Black Lives Matter activist and New York Daily News columnist Shaun King is fielding yet more criticism about his fundraising efforts for charities he’s started over the years, this time from prominent progressive political activist Goldie Taylor.
“It’s time to clear the record,” Taylor wrote of King in a column for The Daily Beast. “Unless and until he does, King’s credibility as a social justice leader of any note hangs in the balance.”
Taylor’s public smackdown comes just days after two prominent Black Lives Matter organizers, Deray McKesson and Johnette Elzie, slammed King on Twitter for failing to answer questions about his fundraising. McKesson had served on the board of Justice Together, King’s latest project.

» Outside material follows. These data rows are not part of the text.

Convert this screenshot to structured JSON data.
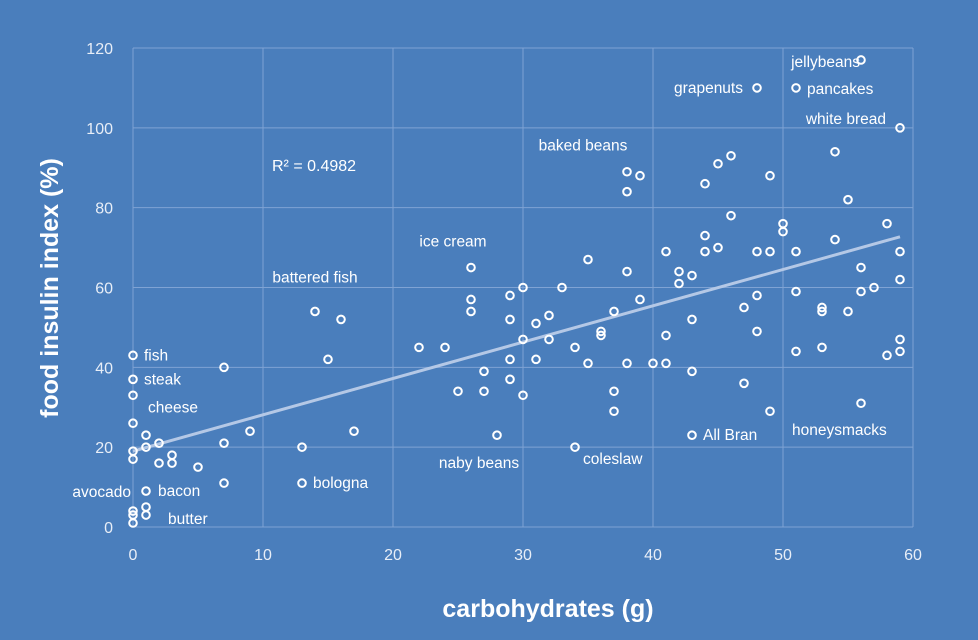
{
  "chart_data": {
    "type": "scatter",
    "title": "",
    "xlabel": "carbohydrates (g)",
    "ylabel": "food insulin index (%)",
    "xlim": [
      0,
      60
    ],
    "ylim": [
      0,
      120
    ],
    "xticks": [
      "0",
      "10",
      "20",
      "30",
      "40",
      "50",
      "60"
    ],
    "yticks": [
      "0",
      "20",
      "40",
      "60",
      "80",
      "100",
      "120"
    ],
    "grid": true,
    "trendline": {
      "type": "linear",
      "x": [
        0,
        59
      ],
      "y": [
        19.0,
        72.7
      ],
      "r2_label": "R² = 0.4982"
    },
    "colors": {
      "background": "#4a7ebc",
      "marker": "#ffffff",
      "trendline": "#b4c8e6",
      "grid": "#7fa3d4"
    },
    "points": [
      {
        "x": 0,
        "y": 43,
        "label": "fish"
      },
      {
        "x": 0,
        "y": 37,
        "label": "steak"
      },
      {
        "x": 0,
        "y": 33,
        "label": "cheese"
      },
      {
        "x": 0,
        "y": 26
      },
      {
        "x": 1,
        "y": 23
      },
      {
        "x": 1,
        "y": 20
      },
      {
        "x": 2,
        "y": 21
      },
      {
        "x": 0,
        "y": 19
      },
      {
        "x": 0,
        "y": 17
      },
      {
        "x": 3,
        "y": 18
      },
      {
        "x": 2,
        "y": 16
      },
      {
        "x": 3,
        "y": 16
      },
      {
        "x": 5,
        "y": 15
      },
      {
        "x": 7,
        "y": 40
      },
      {
        "x": 7,
        "y": 21
      },
      {
        "x": 7,
        "y": 11
      },
      {
        "x": 9,
        "y": 24
      },
      {
        "x": 13,
        "y": 20
      },
      {
        "x": 13,
        "y": 11,
        "label": "bologna"
      },
      {
        "x": 14,
        "y": 54,
        "label": "battered fish"
      },
      {
        "x": 15,
        "y": 42
      },
      {
        "x": 16,
        "y": 52
      },
      {
        "x": 17,
        "y": 24
      },
      {
        "x": 1,
        "y": 9,
        "label": "bacon"
      },
      {
        "x": 1,
        "y": 5
      },
      {
        "x": 1,
        "y": 3,
        "label": "butter"
      },
      {
        "x": 0,
        "y": 4
      },
      {
        "x": 0,
        "y": 3,
        "label": "avocado"
      },
      {
        "x": 0,
        "y": 1
      },
      {
        "x": 26,
        "y": 65,
        "label": "ice cream"
      },
      {
        "x": 26,
        "y": 57
      },
      {
        "x": 26,
        "y": 54
      },
      {
        "x": 22,
        "y": 45
      },
      {
        "x": 24,
        "y": 45
      },
      {
        "x": 27,
        "y": 39
      },
      {
        "x": 25,
        "y": 34
      },
      {
        "x": 27,
        "y": 34
      },
      {
        "x": 29,
        "y": 58
      },
      {
        "x": 29,
        "y": 52
      },
      {
        "x": 29,
        "y": 42
      },
      {
        "x": 29,
        "y": 37
      },
      {
        "x": 28,
        "y": 23,
        "label": "naby beans"
      },
      {
        "x": 30,
        "y": 60
      },
      {
        "x": 30,
        "y": 47
      },
      {
        "x": 30,
        "y": 33
      },
      {
        "x": 31,
        "y": 51
      },
      {
        "x": 31,
        "y": 42
      },
      {
        "x": 32,
        "y": 53
      },
      {
        "x": 32,
        "y": 47
      },
      {
        "x": 33,
        "y": 60
      },
      {
        "x": 34,
        "y": 45
      },
      {
        "x": 34,
        "y": 20,
        "label": "coleslaw"
      },
      {
        "x": 35,
        "y": 67
      },
      {
        "x": 35,
        "y": 41
      },
      {
        "x": 36,
        "y": 49
      },
      {
        "x": 36,
        "y": 48
      },
      {
        "x": 37,
        "y": 54
      },
      {
        "x": 37,
        "y": 34
      },
      {
        "x": 37,
        "y": 29
      },
      {
        "x": 38,
        "y": 89,
        "label": "baked beans"
      },
      {
        "x": 38,
        "y": 84
      },
      {
        "x": 38,
        "y": 64
      },
      {
        "x": 38,
        "y": 41
      },
      {
        "x": 39,
        "y": 88
      },
      {
        "x": 39,
        "y": 57
      },
      {
        "x": 40,
        "y": 41
      },
      {
        "x": 41,
        "y": 69
      },
      {
        "x": 41,
        "y": 48
      },
      {
        "x": 41,
        "y": 41
      },
      {
        "x": 42,
        "y": 64
      },
      {
        "x": 42,
        "y": 61
      },
      {
        "x": 43,
        "y": 63
      },
      {
        "x": 43,
        "y": 52
      },
      {
        "x": 43,
        "y": 39
      },
      {
        "x": 43,
        "y": 23,
        "label": "All Bran"
      },
      {
        "x": 44,
        "y": 86
      },
      {
        "x": 44,
        "y": 73
      },
      {
        "x": 44,
        "y": 69
      },
      {
        "x": 45,
        "y": 91
      },
      {
        "x": 45,
        "y": 70
      },
      {
        "x": 46,
        "y": 93
      },
      {
        "x": 46,
        "y": 78
      },
      {
        "x": 47,
        "y": 55
      },
      {
        "x": 47,
        "y": 36
      },
      {
        "x": 48,
        "y": 110,
        "label": "grapenuts"
      },
      {
        "x": 48,
        "y": 69
      },
      {
        "x": 48,
        "y": 58
      },
      {
        "x": 48,
        "y": 49
      },
      {
        "x": 49,
        "y": 88
      },
      {
        "x": 49,
        "y": 69
      },
      {
        "x": 49,
        "y": 29,
        "label": "honeysmacks"
      },
      {
        "x": 50,
        "y": 76
      },
      {
        "x": 50,
        "y": 74
      },
      {
        "x": 51,
        "y": 110,
        "label": "pancakes"
      },
      {
        "x": 51,
        "y": 69
      },
      {
        "x": 51,
        "y": 59
      },
      {
        "x": 51,
        "y": 44
      },
      {
        "x": 53,
        "y": 55
      },
      {
        "x": 53,
        "y": 54
      },
      {
        "x": 53,
        "y": 45
      },
      {
        "x": 54,
        "y": 94
      },
      {
        "x": 54,
        "y": 72
      },
      {
        "x": 55,
        "y": 82
      },
      {
        "x": 55,
        "y": 54
      },
      {
        "x": 56,
        "y": 117,
        "label": "jellybeans"
      },
      {
        "x": 56,
        "y": 65
      },
      {
        "x": 56,
        "y": 59
      },
      {
        "x": 56,
        "y": 31
      },
      {
        "x": 57,
        "y": 60
      },
      {
        "x": 58,
        "y": 76
      },
      {
        "x": 58,
        "y": 43
      },
      {
        "x": 59,
        "y": 100,
        "label": "white bread"
      },
      {
        "x": 59,
        "y": 69
      },
      {
        "x": 59,
        "y": 62
      },
      {
        "x": 59,
        "y": 47
      },
      {
        "x": 59,
        "y": 44
      }
    ]
  }
}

He stepped down last month after King drastically scaled back the organization. (RELATED: Black Lives Matter Activists GO AT IT Over Defunct Charity)
As Taylor notes in her piece, she has “long been aware” of questions many have raised about how King manages charitable donations.
“I have groused privately about the veracity of some of his reporting and whether his body of writing met the publishing standards that so many in this business work under,” she added. “I heard the whispers, the back room talk from people who did not want to be seen as ‘racist’ or acting like ‘crabs in the barrel’ for criticizing King.”
King shuttered Justice Together completely last month, just hours after The Daily Caller published an expose showing that the columnist-activist has made a number of inconsistent statements about charities he’s started. (RELATED: Charities Touted By Black Lives Matter Activist Shaun King Appear To Never Have Existed)
In the case of one of those organizations, Justice That’s All, King began soliciting donations just after Michael Brown’s death and said that the money would be used to pay for the social justice group’s tax-exempt filings with the IRS.
But despite accepting an unknown amount of money, King never registered the group as a charity with any state, as he would have been required to do. He also did not register it with the IRS. King shut down Justice That’s All’s operations last December. He returned donations given to both group’s just after TheDC’s report.
As with Justice Together, Justice That’s All volunteers and donors felt like their work had gone for naught. Many, including McKesson, claimed that King ceased operations with no warning and blocked people who asked him about donations and expenditures.
In her critique of King, Taylor asserted that “in case after case, time after time the most compelling and recurring theme is transparency.”
“What is necessary now is a laying out of the books,” Taylor suggested.
Taylor cited a number of other suspicious King efforts, including a fundraiser he started in 2011 called A Home for Haiti. King has claimed he raised $1 million for the charity, which was set up to provide relief following the 2010 Haiti earthquake. But as Taylor notes, the charity that King raised money for later said that it received a grant of only $200,000.
A year later, King created HopeMob, a fundraising website similar to Kickstarter and GoFundMe. That organization used the same federal tax ID as A Home in Haiti.
HopeMob’s 2013 tax filing shows that the organization brought in just over $420,000. King was paid $160,000 in total compensation while the charity handed out 136 grants totaling $198,787.
Several HopeMob users who had filed complaints about HopeMob told TheDC that they had struggled to obtain payouts for their fundraising campaigns. All three users said that they ultimately received their money just after King left the company.
“King can and must open his records, stretching back to his disaster relief efforts for Atlanta and Haiti, for independent inspection,” Taylor wrote in her essay, noting that donations to many of King’s charities were routed through his PayPal account.
“When it’s over, he should publish that report online,” Taylor advised.
King has also made false claims about a charity that was associated with a social media company he co-founded called Upfront Media. King said in interviews in 2013 that the company was sending a portion of its revenues to Upfront Foundation. But the company’s CEO told TheDC in a phone interview that the charity side was never actually created.
That raises uncomfortable questions for King, who has covered dozens of cases that have been the focus of Black Lives Matter activists.
As Taylor puts it: “Shaun King is very good at raising money in support of black lives and — one of those lives might be his own.”